Before I leave that topic, however, I just want to say that, like anyone else, I am prone to sitting in my own wretchedness after a day as disappointing and distressing as yesterday was. Deciding to bake a pie rather than succumb to melancholy was an experiment in maturity.
For one thing, on my best days, I am no more than a novice when it comes to making pie crust. The crust on this pie gave me some trouble...mainly because of the warm weather. It was hard to work with, and it wanted to tear. I pushed on, patching where necessary, and cutting out those little leaves to cover my sins. The thing about pie crust is that it is very forgiving. Loaded with butter and shortening, it simply melts into itself as it bakes so that only the most discerning eye will notice the patchwork.
Also, cutting and peeling those apples, possibly with more aggression than on a better day, was surprisingly therapeutic. I did manage to nick my little finger with the peeler, not an uncommon wound in my kitchen. It was well worth it to hear that satisfying "chunk, chunk, chunk" sound as I was chopping up the apples, all the while punctuating each "chunk" with a word better left unspoken in polite company.
All of that to say that the pie was absolutely delicious. The combination of Gravenstein and McIntosh apples was the best I've tried to date, and the crust was my best ever, flaws and all. It was flaky, not a bit soggy, and with a perfect hint of sweetness. It was therapeutic to make it on so many levels.
I'm going on about it a little at length for my own benefit as much as anything. Hopefully, by writing it down I can remember it the next time I find myself in a funk.
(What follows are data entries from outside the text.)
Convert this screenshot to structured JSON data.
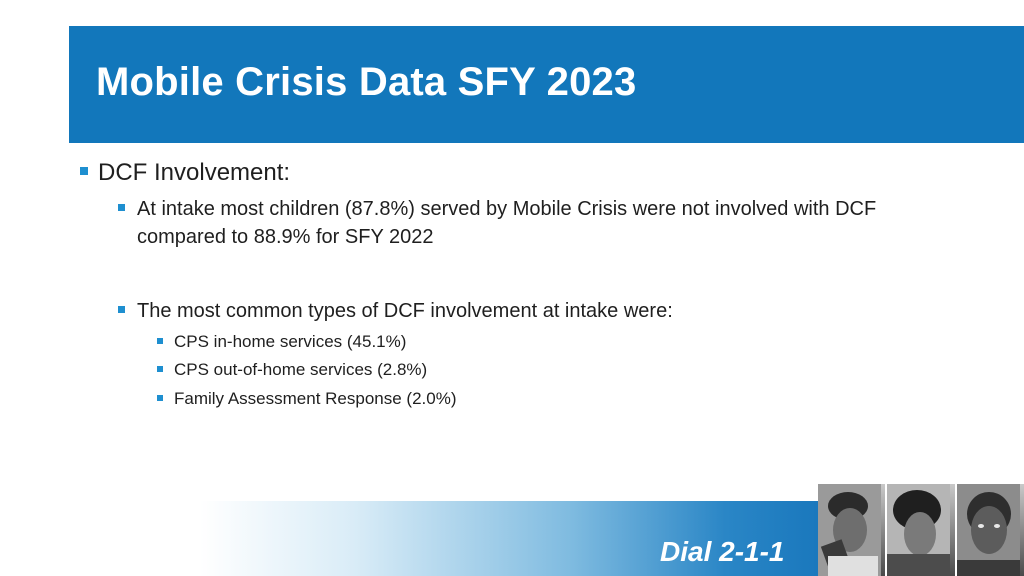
{
  "slide": {
    "title": "Mobile Crisis Data SFY 2023",
    "bullets": {
      "heading": "DCF Involvement:",
      "point1": "At intake most children (87.8%) served by Mobile Crisis were not involved with DCF compared to 88.9% for SFY 2022",
      "point2": "The most common types of DCF involvement at intake were:",
      "sub": [
        "CPS in-home services (45.1%)",
        "CPS out-of-home services (2.8%)",
        "Family Assessment Response (2.0%)"
      ]
    },
    "footer": {
      "dial_label": "Dial 2-1-1"
    },
    "photos": [
      "child-portrait",
      "child-portrait",
      "child-portrait"
    ],
    "colors": {
      "title_bar": "#1277bb",
      "bullet": "#1e8fd0",
      "band_end": "#1a78bd"
    }
  }
}
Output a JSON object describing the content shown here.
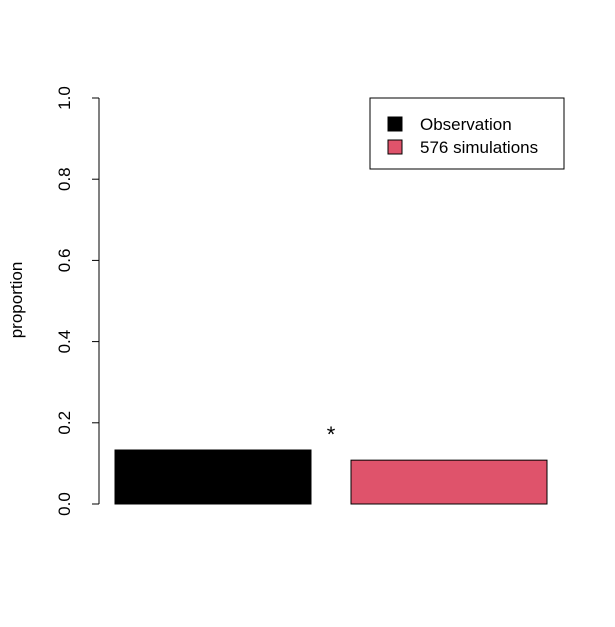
{
  "chart_data": {
    "type": "bar",
    "categories": [
      "Observation",
      "576 simulations"
    ],
    "values": [
      0.133,
      0.108
    ],
    "colors": [
      "#000000",
      "#DF536B"
    ],
    "ylabel": "proportion",
    "xlabel": "",
    "ylim": [
      0,
      1
    ],
    "yticks": [
      "0.0",
      "0.2",
      "0.4",
      "0.6",
      "0.8",
      "1.0"
    ],
    "grid": false,
    "legend": {
      "position": "top-right",
      "entries": [
        {
          "label": "Observation",
          "color": "#000000"
        },
        {
          "label": "576 simulations",
          "color": "#DF536B"
        }
      ]
    },
    "annotation": "*"
  }
}
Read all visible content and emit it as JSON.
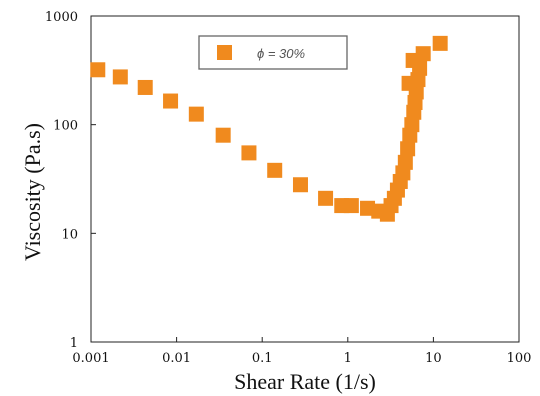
{
  "chart_data": {
    "type": "scatter",
    "xlabel": "Shear Rate (1/s)",
    "ylabel": "Viscosity (Pa.s)",
    "xscale": "log",
    "yscale": "log",
    "xlim": [
      0.001,
      100
    ],
    "ylim": [
      1,
      1000
    ],
    "x_ticks": [
      "0.001",
      "0.01",
      "0.1",
      "1",
      "10",
      "100"
    ],
    "y_ticks": [
      "1",
      "10",
      "100",
      "1000"
    ],
    "grid": false,
    "legend_position": "top",
    "marker_color": "#F08A1E",
    "series": [
      {
        "name": "ϕ = 30%",
        "x": [
          0.0012,
          0.0022,
          0.0043,
          0.0085,
          0.017,
          0.035,
          0.07,
          0.14,
          0.28,
          0.55,
          0.85,
          1.1,
          1.7,
          2.3,
          2.9,
          3.2,
          3.5,
          3.8,
          4.1,
          4.4,
          4.7,
          5.0,
          5.3,
          5.6,
          5.9,
          6.1,
          6.3,
          6.6,
          6.9,
          5.2,
          5.8,
          7.6,
          12
        ],
        "y": [
          320,
          275,
          220,
          165,
          125,
          80,
          55,
          38,
          28,
          21,
          18,
          18,
          17,
          16,
          15,
          18,
          21,
          25,
          30,
          36,
          45,
          60,
          80,
          100,
          130,
          160,
          200,
          260,
          330,
          240,
          390,
          450,
          560
        ]
      }
    ]
  }
}
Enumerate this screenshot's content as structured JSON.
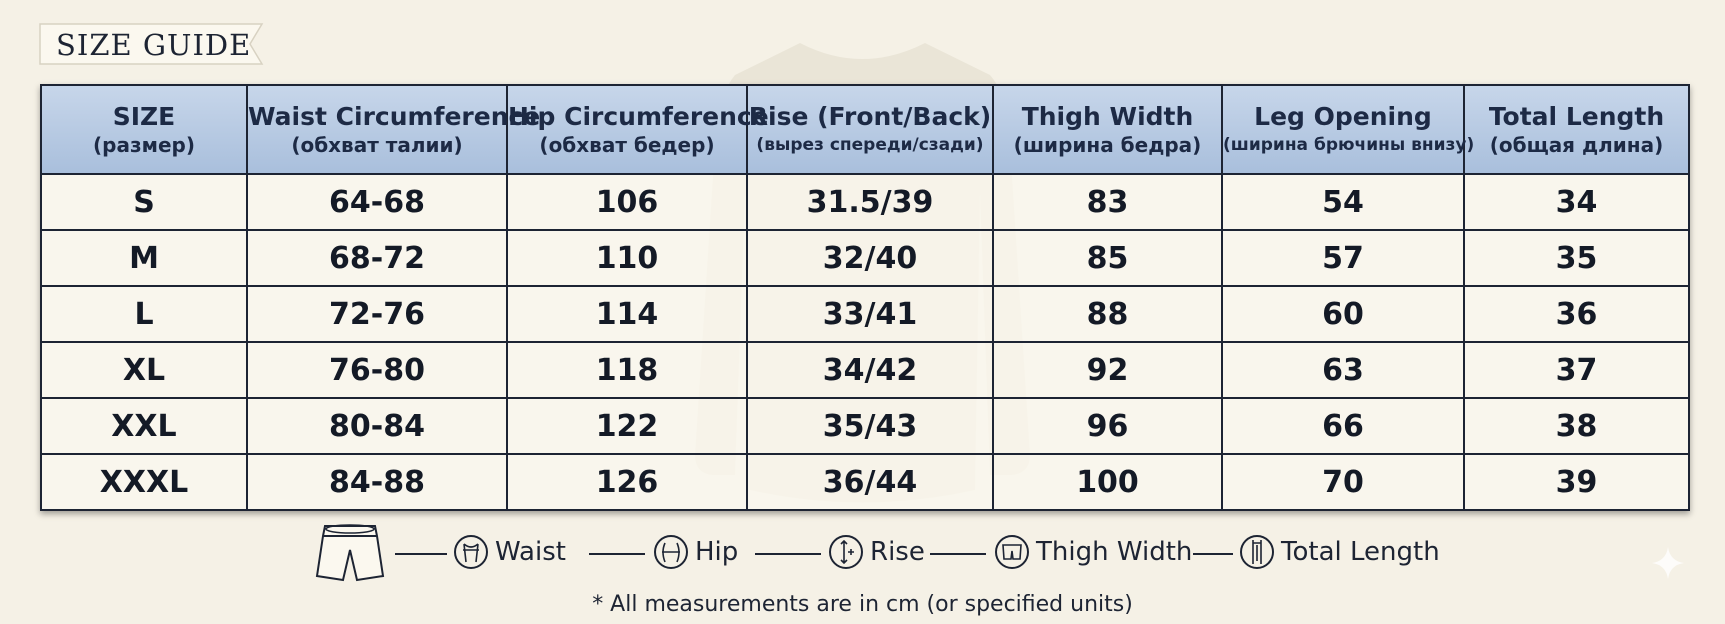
{
  "title": "SIZE GUIDE",
  "table": {
    "headers": [
      {
        "main": "SIZE",
        "sub": "(размер)"
      },
      {
        "main": "Waist Circumference",
        "sub": "(обхват талии)"
      },
      {
        "main": "Hip Circumference",
        "sub": "(обхват бедер)"
      },
      {
        "main": "Rise (Front/Back)",
        "sub": "(вырез спереди/сзади)"
      },
      {
        "main": "Thigh Width",
        "sub": "(ширина бедра)"
      },
      {
        "main": "Leg Opening",
        "sub": "(ширина брючины внизу)"
      },
      {
        "main": "Total Length",
        "sub": "(общая длина)"
      }
    ],
    "rows": [
      [
        "S",
        "64-68",
        "106",
        "31.5/39",
        "83",
        "54",
        "34"
      ],
      [
        "M",
        "68-72",
        "110",
        "32/40",
        "85",
        "57",
        "35"
      ],
      [
        "L",
        "72-76",
        "114",
        "33/41",
        "88",
        "60",
        "36"
      ],
      [
        "XL",
        "76-80",
        "118",
        "34/42",
        "92",
        "63",
        "37"
      ],
      [
        "XXL",
        "80-84",
        "122",
        "35/43",
        "96",
        "66",
        "38"
      ],
      [
        "XXXL",
        "84-88",
        "126",
        "36/44",
        "100",
        "70",
        "39"
      ]
    ]
  },
  "legend": {
    "shorts_icon": "shorts-icon",
    "items": [
      {
        "label": "Waist",
        "icon": "waist-icon"
      },
      {
        "label": "Hip",
        "icon": "hip-icon"
      },
      {
        "label": "Rise",
        "icon": "rise-icon"
      },
      {
        "label": "Thigh Width",
        "icon": "thigh-width-icon"
      },
      {
        "label": "Total Length",
        "icon": "total-length-icon"
      }
    ]
  },
  "footnote": "* All measurements are in cm (or specified units)",
  "colors": {
    "background": "#f5f1e6",
    "header_fill": "#b7c9e2",
    "border": "#1d2433",
    "text": "#1a2233"
  }
}
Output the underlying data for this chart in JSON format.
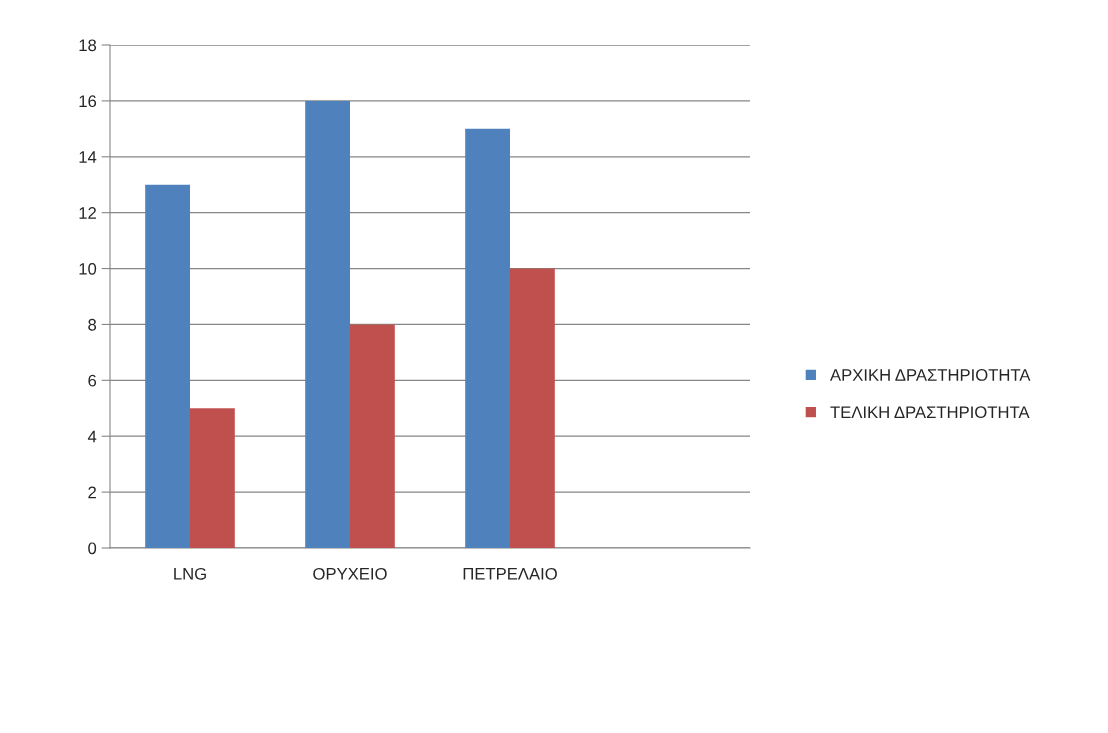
{
  "chart_data": {
    "type": "bar",
    "categories": [
      "LNG",
      "ΟΡΥΧΕΙΟ",
      "ΠΕΤΡΕΛΑΙΟ",
      null
    ],
    "series": [
      {
        "name": "ΑΡΧΙΚΗ ΔΡΑΣΤΗΡΙΟΤΗΤΑ",
        "color": "#4f81bd",
        "values": [
          13,
          16,
          15,
          null
        ]
      },
      {
        "name": "ΤΕΛΙΚΗ ΔΡΑΣΤΗΡΙΟΤΗΤΑ",
        "color": "#c0504d",
        "values": [
          5,
          8,
          10,
          null
        ]
      }
    ],
    "ylim": [
      0,
      18
    ],
    "yticks": [
      0,
      2,
      4,
      6,
      8,
      10,
      12,
      14,
      16,
      18
    ],
    "grid": "y",
    "legend": "right"
  }
}
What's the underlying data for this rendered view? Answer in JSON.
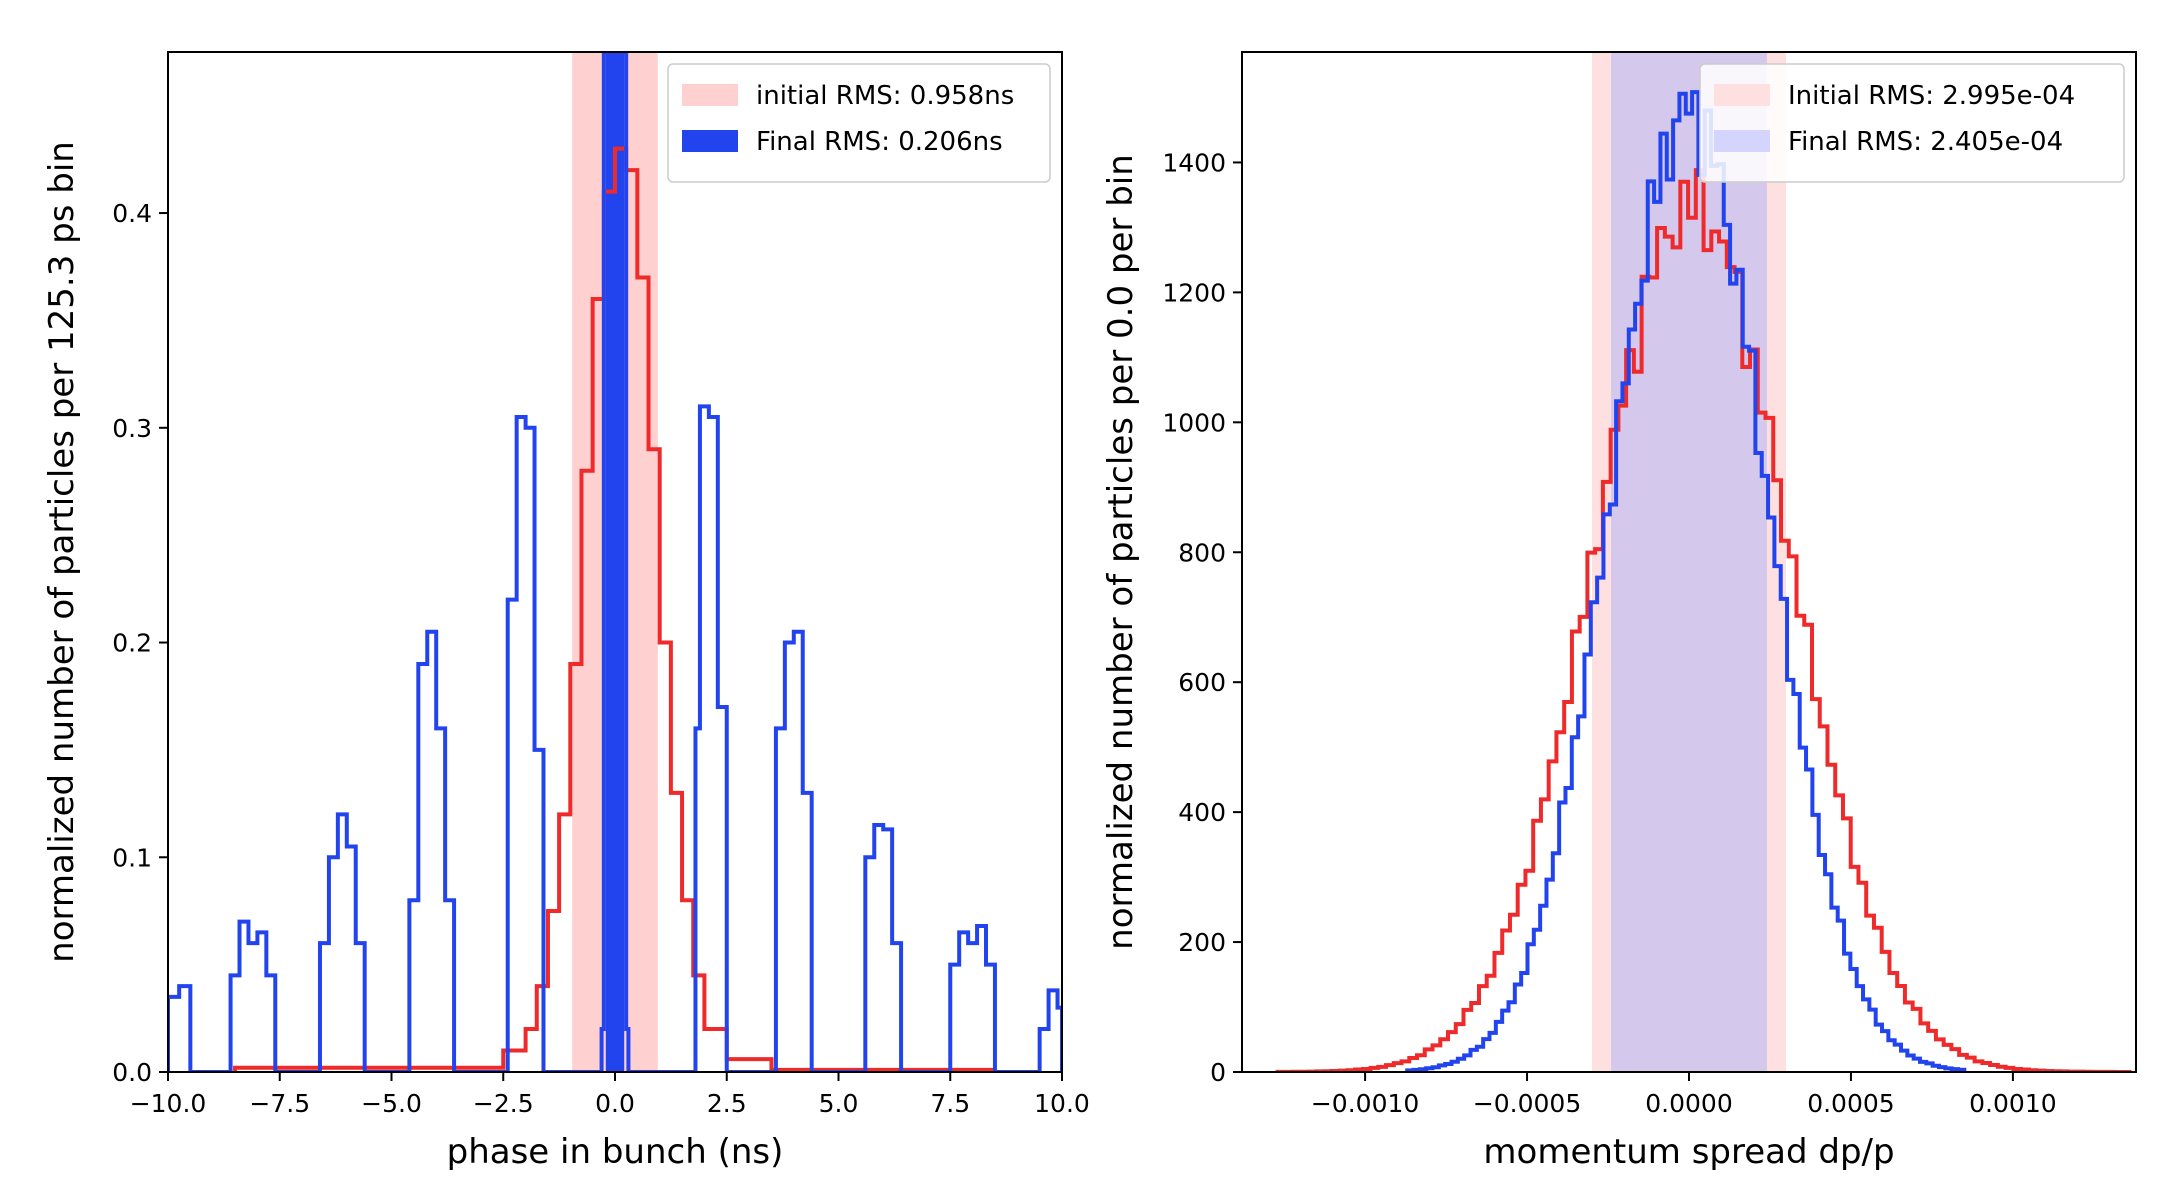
{
  "figure": {
    "background": "#ffffff"
  },
  "chart_data": [
    {
      "type": "histogram",
      "xlabel": "phase in bunch (ns)",
      "ylabel": "normalized number of particles per 125.3 ps bin",
      "xlim": [
        -10.0,
        10.0
      ],
      "ylim": [
        0.0,
        0.475
      ],
      "xticks": [
        -10.0,
        -7.5,
        -5.0,
        -2.5,
        0.0,
        2.5,
        5.0,
        7.5,
        10.0
      ],
      "xtick_labels": [
        "−10.0",
        "−7.5",
        "−5.0",
        "−2.5",
        "0.0",
        "2.5",
        "5.0",
        "7.5",
        "10.0"
      ],
      "yticks": [
        0.0,
        0.1,
        0.2,
        0.3,
        0.4
      ],
      "ytick_labels": [
        "0.0",
        "0.1",
        "0.2",
        "0.3",
        "0.4"
      ],
      "grid": false,
      "legend_position": "top-right",
      "bands": [
        {
          "name": "initial RMS: 0.958ns",
          "range": [
            -0.958,
            0.958
          ],
          "color": "#ffd0d0",
          "opacity": 1.0
        },
        {
          "name": "Final RMS: 0.206ns",
          "range": [
            -0.206,
            0.206
          ],
          "color": "#2244ee",
          "opacity": 1.0
        }
      ],
      "series": [
        {
          "color": "#ee2a2a",
          "bin_edges": [
            -8.5,
            -2.5,
            -2.0,
            -1.75,
            -1.5,
            -1.25,
            -1.0,
            -0.75,
            -0.5,
            -0.25,
            0.0,
            0.25,
            0.5,
            0.75,
            1.0,
            1.25,
            1.5,
            1.75,
            2.0,
            2.5,
            3.5,
            8.5
          ],
          "values": [
            0.002,
            0.01,
            0.02,
            0.04,
            0.075,
            0.12,
            0.19,
            0.28,
            0.36,
            0.41,
            0.43,
            0.42,
            0.37,
            0.29,
            0.2,
            0.13,
            0.08,
            0.045,
            0.02,
            0.006,
            0.001
          ]
        },
        {
          "color": "#2244ee",
          "bin_edges": [
            -10.0,
            -9.75,
            -9.5,
            -8.6,
            -8.4,
            -8.2,
            -8.0,
            -7.8,
            -7.6,
            -6.6,
            -6.4,
            -6.2,
            -6.0,
            -5.8,
            -5.6,
            -4.6,
            -4.4,
            -4.2,
            -4.0,
            -3.8,
            -3.6,
            -2.4,
            -2.2,
            -2.0,
            -1.8,
            -1.6,
            -0.3,
            -0.25,
            0.25,
            0.3,
            1.8,
            1.9,
            2.1,
            2.3,
            2.5,
            3.6,
            3.8,
            4.0,
            4.2,
            4.4,
            5.6,
            5.8,
            6.0,
            6.2,
            6.4,
            7.5,
            7.7,
            7.9,
            8.1,
            8.3,
            8.5,
            9.5,
            9.7,
            9.9,
            10.0
          ],
          "values": [
            0.035,
            0.04,
            0.0,
            0.045,
            0.07,
            0.06,
            0.065,
            0.045,
            0.0,
            0.06,
            0.1,
            0.12,
            0.105,
            0.06,
            0.0,
            0.08,
            0.19,
            0.205,
            0.16,
            0.08,
            0.0,
            0.22,
            0.305,
            0.3,
            0.15,
            0.0,
            0.02,
            0.475,
            0.02,
            0.0,
            0.16,
            0.31,
            0.305,
            0.17,
            0.0,
            0.16,
            0.2,
            0.205,
            0.13,
            0.0,
            0.1,
            0.115,
            0.113,
            0.06,
            0.0,
            0.05,
            0.065,
            0.06,
            0.068,
            0.05,
            0.0,
            0.02,
            0.038,
            0.03
          ]
        }
      ],
      "legend_entries": [
        {
          "label": "initial RMS: 0.958ns",
          "color": "#ffd0d0"
        },
        {
          "label": "Final RMS: 0.206ns",
          "color": "#2244ee"
        }
      ]
    },
    {
      "type": "histogram",
      "xlabel": "momentum spread dp/p",
      "ylabel": "normalized number of particles per 0.0 per bin",
      "xlim": [
        -0.00138,
        0.00138
      ],
      "ylim": [
        0,
        1570
      ],
      "xticks": [
        -0.001,
        -0.0005,
        0.0,
        0.0005,
        0.001
      ],
      "xtick_labels": [
        "−0.0010",
        "−0.0005",
        "0.0000",
        "0.0005",
        "0.0010"
      ],
      "yticks": [
        0,
        200,
        400,
        600,
        800,
        1000,
        1200,
        1400
      ],
      "ytick_labels": [
        "0",
        "200",
        "400",
        "600",
        "800",
        "1000",
        "1200",
        "1400"
      ],
      "grid": false,
      "legend_position": "top-right",
      "bands": [
        {
          "name": "Initial RMS: 2.995e-04",
          "range": [
            -0.0002995,
            0.0002995
          ],
          "color": "#ffe0e0",
          "opacity": 1.0
        },
        {
          "name": "Final RMS: 2.405e-04",
          "range": [
            -0.0002405,
            0.0002405
          ],
          "color": "#d4c8ec",
          "opacity": 1.0
        }
      ],
      "series": [
        {
          "color": "#ee2a2a",
          "x_range": [
            -0.00127,
            0.00136
          ],
          "bins": 110,
          "mu": 1e-05,
          "sigma": 0.0002995,
          "peak": 1335
        },
        {
          "color": "#2244ee",
          "x_range": [
            -0.00087,
            0.00085
          ],
          "bins": 88,
          "mu": 0.0,
          "sigma": 0.0002405,
          "peak": 1480
        }
      ],
      "legend_entries": [
        {
          "label": "Initial RMS: 2.995e-04",
          "color": "#ffe0e0"
        },
        {
          "label": "Final RMS: 2.405e-04",
          "color": "#d4d4ff"
        }
      ]
    }
  ]
}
Here is what I hope to take away from this experience: Bad days and disappointment are a part of life. There is no way to avoid that. To sit in a bad mood is optional. In fact, I can multi-task. I can be in a bad mood and still bake a pie. And just maybe, the bad mood will lift, as it did yesterday.
Today I finished up the True Hope quilt. It turned out so pretty. I made this with my cousin Rebecca in mind, and from what I understand, she's been checking her mailbox daily looking for it. It's good to know that it will be in the hands of such a loving recipient. It's coming, Reb, I promise! So here it is. It ended up at 53 x 60 inches.
Of course, I'm like anyone else, and I see every flaw. It has love in every stitch, however, and so I ignore the flaws and focus on the love. I'm betting Rebecca will too.
It's a little hard to let this one go because of the quote that inspired its name: "True hope is swift and flies with swallow's wings." It's from Shakespeare's King Richard III. I was at a particularly difficult time in my life brought on by chronic intractable pain in virtually every joint in my body. So precarious was my emotional state at the time that I had taken to riding light rail to downtown Portland for doctors' appointments rather than brave the traffic. As I got off the train in front of one of our local hospitals one day, I noticed bronze plaques in the sidewalk. That is what they said. I remember the moment I first saw them as if it were yesterday. A message from the Universe not to give up hope. I think Rebecca will appreciate the quote as well, and that is why I decided on this particular quilt for her.
Here's how it looks from the back:
So, I thought I might make pasta sauce today, but I'm going to put that off until tomorrow. The tomatoes could use one more day to soften and ripen, and besides, I need a couple of things from the grocery store before I can proceed.
Mike is uncharacteristically not busy with some man-type thing today, and so we are going to go shopping for hiking poles to take on our trip. I've never seen a need for them before, but now I'm thinking they will be a good idea. Recently, I did some reading on hiking poles and discovered that they had become unbelievably high tech and complicated. It's hard for me to believe that such technology is important in a tool that my grandparents used to pick up off the forest floor, and then discard when they were finished with it. So, with that in mind, I'm taking my engineer spouse with me to help me decide what price is warranted and worthwhile. I'm guessing we'll come home with one of the less expensive models, and it will serve it's purpose just fine.
I hope your weekend is getting off to a good start. As for me...bring it on.